例えばトヨタの「Kaizen」(改善)という言葉も経営を学ぶ欧米人の間ではふつうに使われている言葉ですが、「Asoh Defense」、麻生式防御とでも言いましょうか。これが欧米では教育に使われている言葉として定着しているとは驚きです。

ちなみに、Wikipediaで日本航空サンフランシスコ着水事故を調べると日本語版では「Asoh Defense」は出てきませんが、英語版ではきちんと書かれています。
日本人がしでかしたことなのに、アメリカでは有名で日本では誰も知らないということのようです。

Japan Airlines Flight 2
▲英語版Wikipedia

実はこの引用した英語の文章には前段があって、この話は2013年に同じサンフランシスコで着陸に失敗して炎上した韓国のアシアナ航空の操縦士が麻生機長と同じ1万時間の飛行経験を持つベテランだったというお話です。

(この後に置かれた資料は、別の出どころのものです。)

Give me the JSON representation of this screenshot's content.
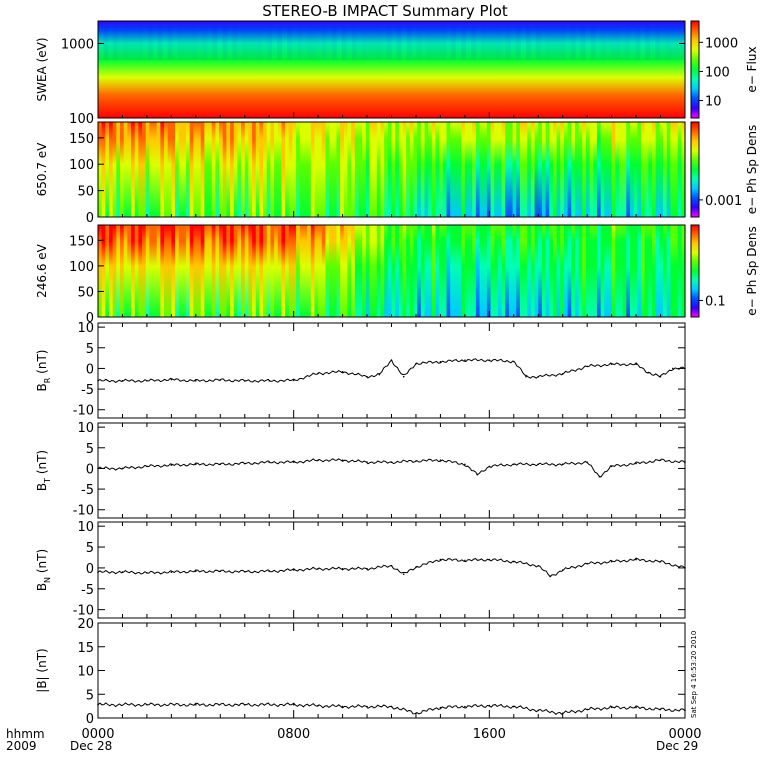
{
  "title": "STEREO-B IMPACT Summary Plot",
  "footer": {
    "hhmm": "hhmm",
    "year": "2009",
    "start_date": "Dec 28",
    "end_date": "Dec 29",
    "stamp": "Sat Sep  4 16:53:20 2010"
  },
  "colormap": [
    "#ff00ff",
    "#3000ff",
    "#0050ff",
    "#00c8ff",
    "#00ffb4",
    "#00ff32",
    "#5aff00",
    "#dcff00",
    "#ffc800",
    "#ff6400",
    "#ff0000"
  ],
  "chart_data": [
    {
      "type": "heatmap",
      "panel": "swea",
      "ylabel": "SWEA (eV)",
      "yscale": "log",
      "ylim": [
        100,
        2000
      ],
      "yticks": [
        "1000",
        "100"
      ],
      "colorbar": {
        "label": "e− Flux",
        "ticks": [
          "1000",
          "100",
          "10"
        ],
        "scale": "log"
      },
      "x_hours": [
        0,
        2,
        4,
        6,
        8,
        10,
        12,
        14,
        16,
        18,
        20,
        22,
        24
      ],
      "profile_by_energy_eV": [
        {
          "energy": 100,
          "level": 0.95
        },
        {
          "energy": 200,
          "level": 0.85
        },
        {
          "energy": 350,
          "level": 0.65
        },
        {
          "energy": 600,
          "level": 0.5
        },
        {
          "energy": 1000,
          "level": 0.35
        },
        {
          "energy": 1500,
          "level": 0.2
        },
        {
          "energy": 2000,
          "level": 0.1
        }
      ]
    },
    {
      "type": "heatmap",
      "panel": "pad650",
      "ylabel": "650.7 eV",
      "ylim": [
        0,
        180
      ],
      "yticks": [
        "150",
        "100",
        "50",
        "0"
      ],
      "colorbar": {
        "label": "e− Ph Sp Dens",
        "ticks": [
          "0.001"
        ],
        "scale": "log"
      },
      "x_hours": [
        0,
        2,
        4,
        6,
        8,
        10,
        12,
        14,
        16,
        18,
        20,
        22,
        24
      ],
      "upper_level": [
        0.9,
        0.9,
        0.85,
        0.85,
        0.75,
        0.75,
        0.7,
        0.7,
        0.7,
        0.7,
        0.7,
        0.7,
        0.7
      ],
      "lower_level": [
        0.55,
        0.55,
        0.55,
        0.55,
        0.55,
        0.55,
        0.5,
        0.35,
        0.28,
        0.32,
        0.35,
        0.38,
        0.4
      ]
    },
    {
      "type": "heatmap",
      "panel": "pad246",
      "ylabel": "246.6 eV",
      "ylim": [
        0,
        180
      ],
      "yticks": [
        "150",
        "100",
        "50",
        "0"
      ],
      "colorbar": {
        "label": "e− Ph Sp Dens",
        "ticks": [
          "0.1"
        ],
        "scale": "log"
      },
      "x_hours": [
        0,
        2,
        4,
        6,
        8,
        10,
        12,
        14,
        16,
        18,
        20,
        22,
        24
      ],
      "upper_level": [
        0.95,
        0.95,
        0.95,
        0.95,
        0.92,
        0.8,
        0.6,
        0.55,
        0.55,
        0.55,
        0.55,
        0.55,
        0.55
      ],
      "lower_level": [
        0.55,
        0.55,
        0.55,
        0.55,
        0.55,
        0.5,
        0.38,
        0.35,
        0.32,
        0.35,
        0.38,
        0.4,
        0.4
      ]
    },
    {
      "type": "line",
      "panel": "br",
      "ylabel": "B_R (nT)",
      "ylabel_main": "B",
      "ylabel_sub": "R",
      "ylabel_unit": "(nT)",
      "ylim": [
        -12,
        11
      ],
      "yticks": [
        10,
        5,
        0,
        -5,
        -10
      ],
      "x_hours": [
        0,
        1,
        2,
        3,
        4,
        5,
        6,
        7,
        8,
        9,
        10,
        11,
        11.5,
        12,
        12.5,
        13,
        14,
        15,
        16,
        17,
        17.5,
        18,
        19,
        20,
        21,
        22,
        22.5,
        23,
        23.5,
        24
      ],
      "y": [
        -3,
        -3,
        -3,
        -2.7,
        -3,
        -2.8,
        -3,
        -3,
        -2.9,
        -1.2,
        -0.8,
        -2,
        -1.5,
        2,
        -2,
        1.2,
        1.6,
        2.0,
        2.0,
        1.7,
        -2,
        -2,
        -1.3,
        0.5,
        1,
        1,
        -1,
        -2,
        0,
        0
      ]
    },
    {
      "type": "line",
      "panel": "bt",
      "ylabel": "B_T (nT)",
      "ylabel_main": "B",
      "ylabel_sub": "T",
      "ylabel_unit": "(nT)",
      "ylim": [
        -12,
        11
      ],
      "yticks": [
        10,
        5,
        0,
        -5,
        -10
      ],
      "x_hours": [
        0,
        1,
        2,
        3,
        4,
        5,
        6,
        7,
        8,
        9,
        10,
        11,
        12,
        13,
        14,
        15,
        15.5,
        16,
        17,
        18,
        19,
        20,
        20.5,
        21,
        22,
        23,
        24
      ],
      "y": [
        0,
        0,
        0.5,
        0.8,
        1,
        1,
        1.2,
        1.5,
        1.5,
        2,
        2,
        1.5,
        1.5,
        1.8,
        2,
        1,
        -1.5,
        0.5,
        1,
        1,
        1,
        1.5,
        -2,
        0.5,
        1.2,
        2,
        1.5
      ]
    },
    {
      "type": "line",
      "panel": "bn",
      "ylabel": "B_N (nT)",
      "ylabel_main": "B",
      "ylabel_sub": "N",
      "ylabel_unit": "(nT)",
      "ylim": [
        -12,
        11
      ],
      "yticks": [
        10,
        5,
        0,
        -5,
        -10
      ],
      "x_hours": [
        0,
        1,
        2,
        3,
        4,
        5,
        6,
        7,
        8,
        9,
        10,
        11,
        12,
        12.5,
        13,
        14,
        15,
        16,
        17,
        18,
        18.5,
        19,
        20,
        21,
        22,
        23,
        24
      ],
      "y": [
        -1,
        -1,
        -1.2,
        -1,
        -0.8,
        -0.8,
        -0.9,
        -0.8,
        -0.5,
        -0.2,
        -0.2,
        -0.2,
        0.5,
        -1.5,
        0.2,
        2,
        1.8,
        2,
        1.5,
        0.5,
        -2,
        -0.5,
        1,
        1.5,
        2,
        1.5,
        0
      ]
    },
    {
      "type": "line",
      "panel": "bmag",
      "ylabel": "|B| (nT)",
      "ylim": [
        0,
        20
      ],
      "yticks": [
        20,
        15,
        10,
        5,
        0
      ],
      "x_hours": [
        0,
        2,
        4,
        6,
        8,
        9,
        10,
        11,
        12,
        13,
        14,
        15,
        16,
        17,
        18,
        19,
        20,
        21,
        22,
        23,
        24
      ],
      "y": [
        2.8,
        2.8,
        2.8,
        2.8,
        2.8,
        2.6,
        2.4,
        2.4,
        2.4,
        1.0,
        2.2,
        2.4,
        2.6,
        2.4,
        1.6,
        1.0,
        1.8,
        2.2,
        2.2,
        1.8,
        1.6
      ]
    }
  ],
  "x_axis": {
    "ticks": [
      {
        "hour": 0,
        "label": "0000"
      },
      {
        "hour": 8,
        "label": "0800"
      },
      {
        "hour": 16,
        "label": "1600"
      },
      {
        "hour": 24,
        "label": "0000"
      }
    ]
  }
}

でも、アシアナ航空の操縦士はベテランだと主張して最初は非を認めなかったようで、あとになって確かに飛行時間は1万時間だけど、事故を起こしたB777は40時間しか経験していなかったということがバレてしまったのです。

原文は Asoh Defense and JAL 2 Water Landing SFO をご覧ください。

そういえば韓国人も中国人も自分からはまず謝らない。
謝罪しない民族としてはおそらく世界的に有名でしょう。

欧米人はそういうことがよくわかっているようですから、日本人の謙虚さを大切に思って味方してくれているのかもしれません。

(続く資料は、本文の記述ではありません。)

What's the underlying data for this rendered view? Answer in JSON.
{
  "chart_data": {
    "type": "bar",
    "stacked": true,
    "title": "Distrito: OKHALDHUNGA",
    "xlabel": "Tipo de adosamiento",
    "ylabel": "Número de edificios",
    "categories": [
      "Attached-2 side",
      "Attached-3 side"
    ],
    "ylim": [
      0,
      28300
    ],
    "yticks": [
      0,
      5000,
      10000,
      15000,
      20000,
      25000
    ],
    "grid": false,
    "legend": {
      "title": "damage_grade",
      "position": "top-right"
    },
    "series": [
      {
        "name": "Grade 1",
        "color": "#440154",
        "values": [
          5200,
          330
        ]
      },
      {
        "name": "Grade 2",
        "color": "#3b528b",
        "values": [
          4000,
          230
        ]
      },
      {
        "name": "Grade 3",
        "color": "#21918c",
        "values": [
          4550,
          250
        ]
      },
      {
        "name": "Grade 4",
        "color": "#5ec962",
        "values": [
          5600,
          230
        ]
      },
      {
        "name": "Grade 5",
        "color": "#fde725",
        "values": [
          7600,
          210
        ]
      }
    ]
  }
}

もっとも、この麻生機長は当時最新式だったILSと呼ばれる着陸誘導装置の使い方がわからずに進入経路に乗ることができず、霧の中高度を失って滑走路のはるか手前に着水してしまったのですから、いくら潔いとはいえ褒められたものではありません。
事故後、副操縦士に降格され再訓練となったようですが、それでも最終的にはDC-8からB747ジャンボジェットへ移行して機長として定年まで飛び続けたとのことです。

この事故機のDC-8も損傷がほとんどなかったということで、機体が引き上げられて再整備が行われ、なんだかんだで1980年代まで最後はアフリカの航空会社で飛び続けたということですから、不思議な運命ですね。

さて、今回座礁したコンテナ船を所有する日本の会社はこれからどう評価されていくのか、野次馬根性ですが気になるところです。

私?
え~と、カミさんに知られたくないことがバレたときには、瞬間的に「ごめんなさい。」する防御能力は持ち合わせているつもりですが、その能力を試すようなことはしないことにしております。